The number of cases involving the nonmedical use of opioid analgesics increased from 144,600 in 2004 to 305,900 in 2008 (P<0.001), with the highest number of ED visits recorded for oxycodone, hydrocodone and methadone (Figure). Cases involving the nonmedical use of benzodiazepines increased from 143,500 in 2004 to 271,700 in 2007 (P=0.01), with alprazolam, clonazepam, diazepam, lorazepam and zolpidem the most common agents in this class involved. The researchers further found that 26% of ED visits involving opioid misuse also involved benzodiazepines. What’s more, one in four ED patients misusing opioids and/or benzodiazepines was ultimately admitted to the hospital.

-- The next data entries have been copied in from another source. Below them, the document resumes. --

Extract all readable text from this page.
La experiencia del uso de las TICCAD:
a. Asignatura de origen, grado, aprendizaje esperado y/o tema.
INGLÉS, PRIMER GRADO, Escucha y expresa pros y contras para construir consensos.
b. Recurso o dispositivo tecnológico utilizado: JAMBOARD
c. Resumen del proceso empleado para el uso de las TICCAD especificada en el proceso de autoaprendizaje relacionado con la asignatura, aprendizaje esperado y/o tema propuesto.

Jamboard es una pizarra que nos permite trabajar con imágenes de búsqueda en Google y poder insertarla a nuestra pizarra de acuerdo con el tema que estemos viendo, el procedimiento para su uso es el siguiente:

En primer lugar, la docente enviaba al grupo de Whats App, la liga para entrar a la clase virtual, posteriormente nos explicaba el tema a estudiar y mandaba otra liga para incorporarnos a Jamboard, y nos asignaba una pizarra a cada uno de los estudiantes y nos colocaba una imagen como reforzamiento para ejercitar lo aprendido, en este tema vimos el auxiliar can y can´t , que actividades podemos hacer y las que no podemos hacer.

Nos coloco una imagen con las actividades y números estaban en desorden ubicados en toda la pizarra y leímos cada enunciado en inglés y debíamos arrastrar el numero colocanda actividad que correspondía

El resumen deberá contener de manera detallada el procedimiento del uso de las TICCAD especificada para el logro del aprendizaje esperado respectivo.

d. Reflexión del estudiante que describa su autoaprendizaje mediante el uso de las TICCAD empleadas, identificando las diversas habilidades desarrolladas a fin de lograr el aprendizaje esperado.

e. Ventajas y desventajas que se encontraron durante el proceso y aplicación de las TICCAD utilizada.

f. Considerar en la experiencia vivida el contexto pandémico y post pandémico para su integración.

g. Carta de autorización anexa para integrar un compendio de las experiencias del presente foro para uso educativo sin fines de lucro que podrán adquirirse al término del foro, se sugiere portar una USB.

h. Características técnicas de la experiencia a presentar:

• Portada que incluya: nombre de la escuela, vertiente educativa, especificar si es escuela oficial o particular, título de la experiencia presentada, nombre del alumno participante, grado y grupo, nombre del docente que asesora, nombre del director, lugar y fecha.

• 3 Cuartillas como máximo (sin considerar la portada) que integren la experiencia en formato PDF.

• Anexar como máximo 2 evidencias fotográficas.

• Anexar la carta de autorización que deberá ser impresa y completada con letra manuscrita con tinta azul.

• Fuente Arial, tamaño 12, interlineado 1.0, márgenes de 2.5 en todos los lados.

Over the five years studied, the largest increases in misuse or abuse rates of prescription drugs occurred in people aged 21 to 29 years—reflecting a shift away from the 35- to 54-year-old group. In 2008, the misuse rates for both opioid analgesics and benzodiazepines increased sharply after age 17 years and peaked in the 21- to 24-year age group before declining after age 54.

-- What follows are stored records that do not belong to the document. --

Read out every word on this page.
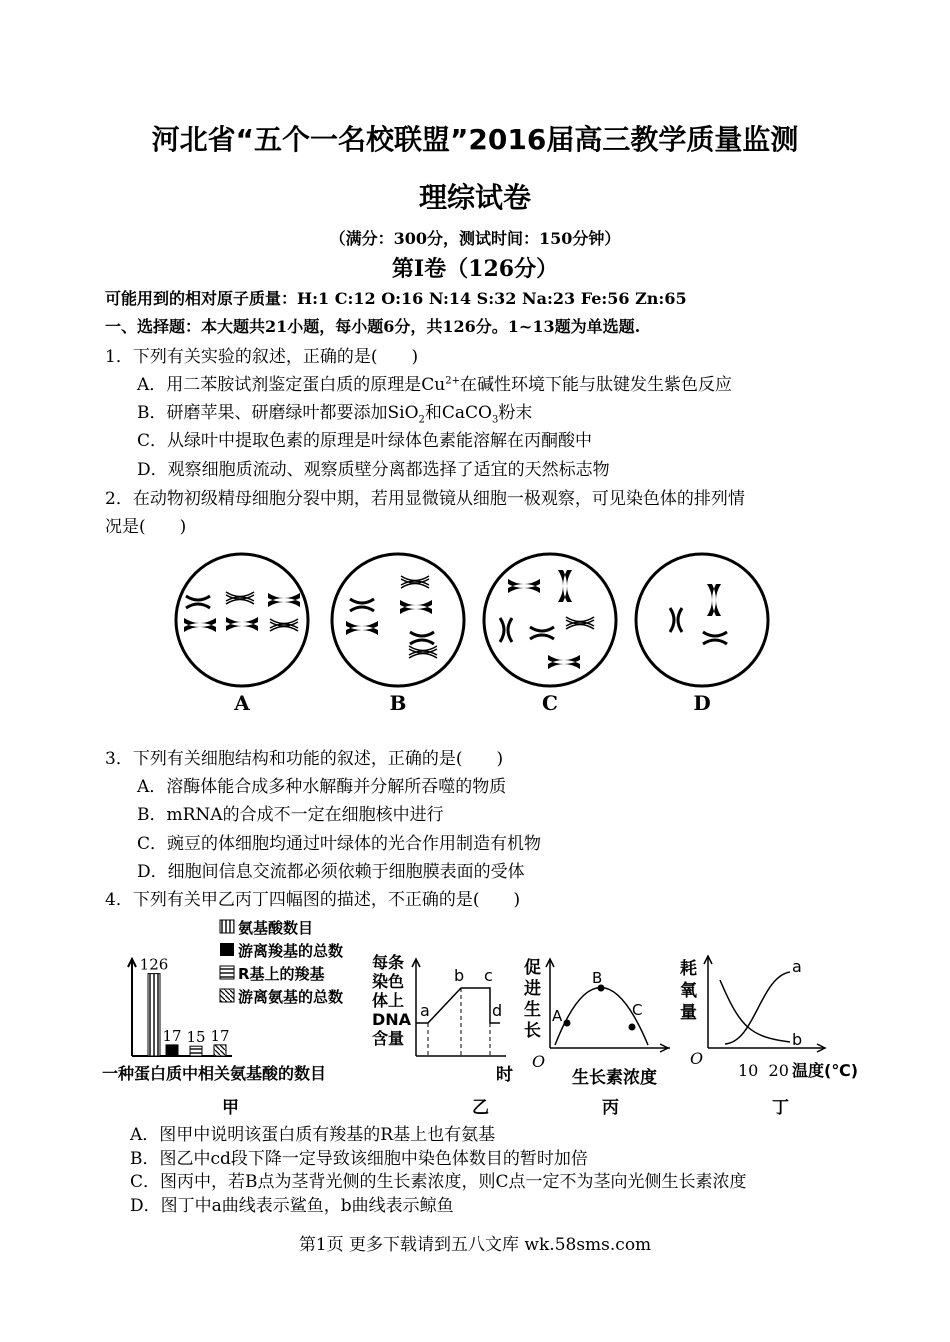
河北省“五个一名校联盟”2016届高三教学质量监测
理综试卷
（满分：300分，测试时间：150分钟）
第Ⅰ卷（126分）
可能用到的相对原子质量：H:1 C:12 O:16 N:14 S:32 Na:23 Fe:56 Zn:65
一、选择题：本大题共21小题，每小题6分，共126分。1~13题为单选题.
1．下列有关实验的叙述，正确的是(　　)
A．用二苯胺试剂鉴定蛋白质的原理是$Cu^{2+}$在碱性环境下能与肽键发生紫色反应
B．研磨苹果、研磨绿叶都要添加SiO$_2$和CaCO$_3$粉末
C．从绿叶中提取色素的原理是叶绿体色素能溶解在丙酮酸中
D．观察细胞质流动、观察质壁分离都选择了适宜的天然标志物
2．在动物初级精母细胞分裂中期，若用显微镜从细胞一极观察，可见染色体的排列情
况是(　　)
A	B	C	D
3．下列有关细胞结构和功能的叙述，正确的是(　　)
A．溶酶体能合成多种水解酶并分解所吞噬的物质
B．mRNA的合成不一定在细胞核中进行
C．豌豆的体细胞均通过叶绿体的光合作用制造有机物
D．细胞间信息交流都必须依赖于细胞膜表面的受体
4．下列有关甲乙丙丁四幅图的描述，不正确的是(　　)
氨基酸数目
游离羧基的总数
R基上的羧基
游离氨基的总数
126
17 15 17
一种蛋白质中相关氨基酸的数目
甲
每条 染色 体上 DNA 含量
a
b c
d
时
乙
促 进 生 长
A
B
C
O
生长素浓度
丙
耗 氧 量
a
b
O
10  20 温度(℃)
丁
A．图甲中说明该蛋白质有羧基的R基上也有氨基
B．图乙中cd段下降一定导致该细胞中染色体数目的暂时加倍
C．图丙中，若B点为茎背光侧的生长素浓度，则C点一定不为茎向光侧生长素浓度
D．图丁中a曲线表示鲨鱼，b曲线表示鲸鱼
第1页 更多下载请到五八文库 wk.58sms.com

The dramatic increase in opioid- and benzodiazepine-related ED visits seen in this study are in part due to tremendous jumps in the prescribing of these drug classes during the five-year period—CDC estimates put the number of pain patients in the United States using opioids long-term to manage their conditions at 8 million, a marked increase from just a decade ago. In an editor’s note accompanying the CDC report, it was theorized that some of the increase in ED visits must be attributed to recent spikes in the rate of nonmedical use of opioids per 1,000 prescriptions.

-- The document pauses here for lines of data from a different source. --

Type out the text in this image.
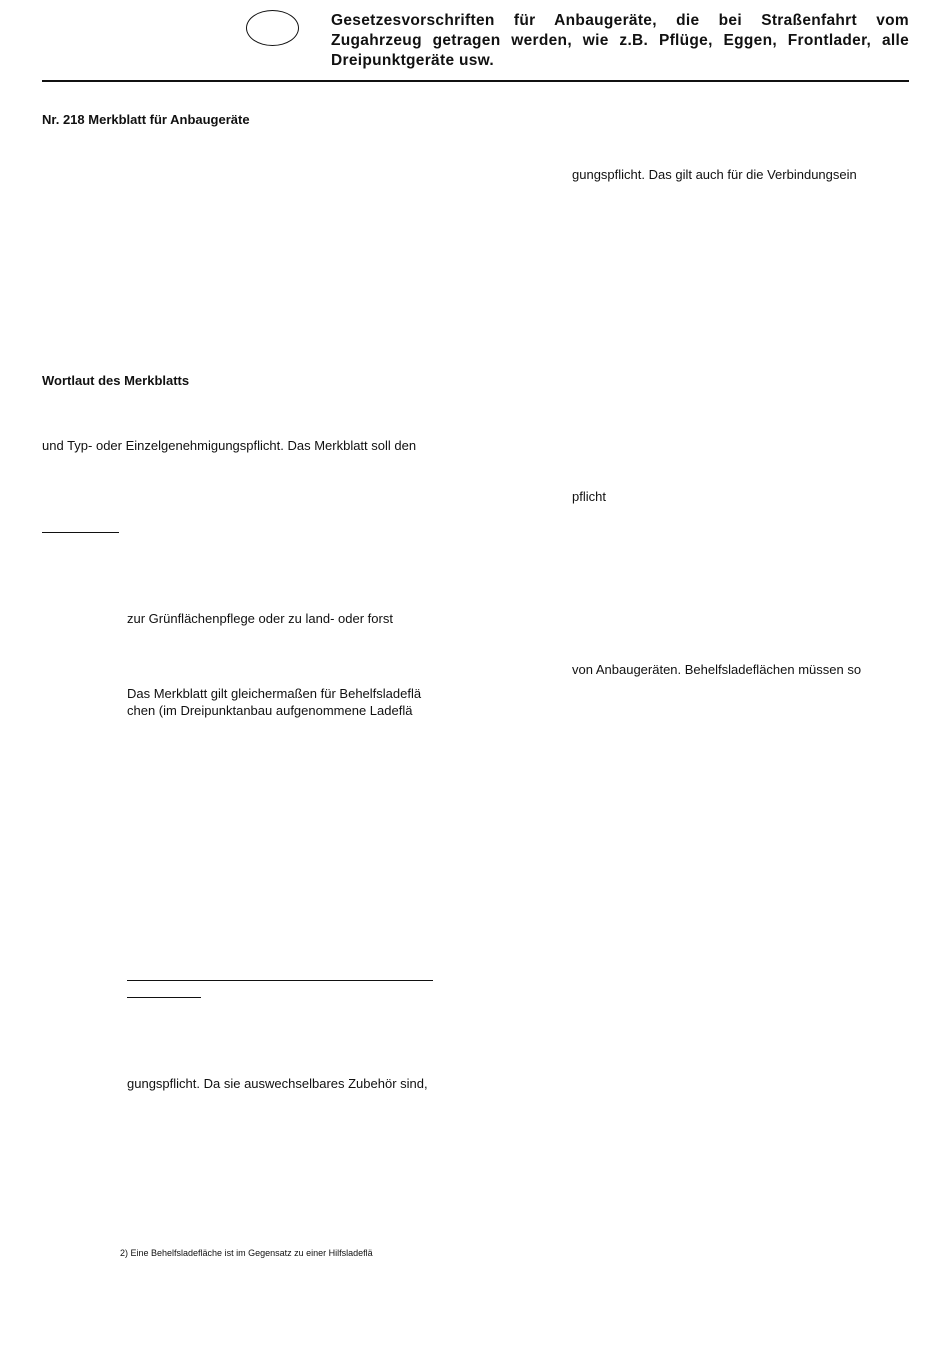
Gesetzesvorschriften für Anbaugeräte, die bei Straßenfahrt vom Zugahrzeug getragen werden, wie z.B. Pflüge, Eggen, Frontlader, alle Dreipunktgeräte usw.
Nr. 218 Merkblatt für Anbaugeräte
Wortlaut des Merkblatts
und Typ- oder Einzelgenehmigungspflicht. Das Merkblatt soll den
zur Grünflächenpflege oder zu land- oder forst
Das Merkblatt gilt gleichermaßen für Behelfsladeflä
chen (im Dreipunktanbau aufgenommene Ladeflä
gungspflicht. Da sie auswechselbares Zubehör sind,
2) Eine Behelfsladefläche ist im Gegensatz zu einer Hilfsladeflä
gungspflicht. Das gilt auch für die Verbindungsein
pflicht
von Anbaugeräten. Behelfsladeflächen müssen so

Potential liabilities of the study, according to the report, were as follows:

  • Whereas documentation and identification of specific misused drugs have no doubt improved in the ED setting, there was no assurance that the specific drug had been accurately identified in all cases in the study.
  • It is impossible to definitively know the reason behind each ED visit, with some of visits potentially resulting from suicide attempts.
  • Population-based rates cannot be used to gauge risk for individual patients.

It is not always possible to know, beyond a reasonable doubt, whether a drug is being used for medical or nonmedical purposes.

Results Unacceptable

The editor’s note was critical of current efforts to curb abuse of prescription medications, describing them as failing in their intended purpose.

“These increases in nonmedical use of pharmaceuticals suggest that previous prevention measures, such as provider and patient education and restrictions on use of specific formulations, have not been adequate,” the CDC maintained. The report suggests that additional, stronger intervention measures are needed to reduce the abuse of prescription medications, including:

  • increased and “systematic” provider education;
  • universal use by providers of state prescription drug monitoring programs;
  • routine monitoring of insurance claims “for signs of inappropriate use”; and
  • interventions on the part of provider and insurers in cases of inappropriate prescription drug use.

“This report also reinforces the value of timely, population-based national surveillance for nonmedical use of drugs,” wrote the CDC, “which can be used to assess the effects of such interventions.”